SharePoint 2010 Capacity Management: Disk Space Requirements

To be able to estimate the total disk space required by a
SharePoint 2010 farm, you need to estimate the sizes of the following:

  • System & Log Files

This is the direct attached storage (DAS) required on each server for its operating system, 14 hive, IIS Logs, SharePoint Logs and any other temporary storage. The common values for these are present in my blog article at https://blogs.msdn.com/b/mohamed_el_ashmawi/archive/2011/10/18/sharepoint-2010-capacity-management-confirm-farm-size-after-modelling.aspx 

  • SharePoint databases

This is the space required for the various SharePoint databases to be used by the SharePoint farm. There are core databases that are present in any deployment such as the configuration database, central administration database and content databases. Moreover, many service applications have their own databases (one or more). An overview of the difference databases and their characteristics is present in https://technet.microsoft.com/en-us/library/cc678868.aspx#Section1

This space is usually present on SAN and is exposed to SQL 2008 clustered instances.

  •  Search Index

The search index is stored on the query servers and its size depends on the number of items in an index partition.
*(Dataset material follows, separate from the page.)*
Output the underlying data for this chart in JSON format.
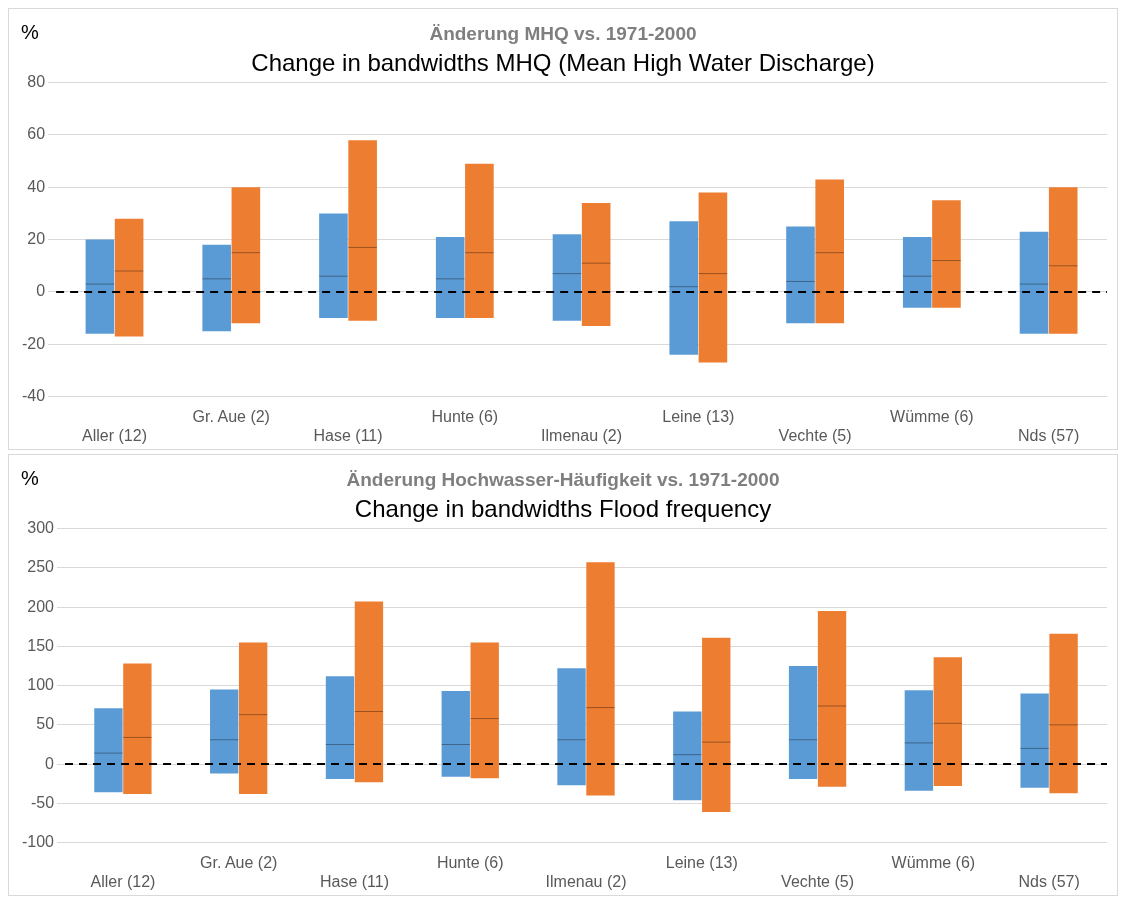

We will go through how to estimate the storage for the index in the article on estimating search requirements.

 

SharePoint Databases

The SharePoint 2010 configuration database and the central administration database are small in size and each is less than 1 GB.

Estimating storage for content databases can be done using the formula in https://technet.microsoft.com/en-us/library/cc298801.aspx

It is basically: Database size = ((D × V) × S) + (10 KB × (L + (V × D)))

Where

D: Expected number of documents

S: The average size of the documents that you will be storing

L: The number of list items in the environment

V: The approximate number of versions

Another way to estimate the content databases size is to extrapolate from the current SharePoint 2007 (if you are migrating from SharePoint 2007 to SharePoint 2010). To be able to extrapolate correctly, you need to get the size of the current content databases, assume a growth factor for 3 to 5 years; then build the new content database estimate.

Note that it is recommended limiting the size of content databases to 200 GB to ensure system performance.

I will detail the estimates for the service applications databases in the next articles along with capacity estimates.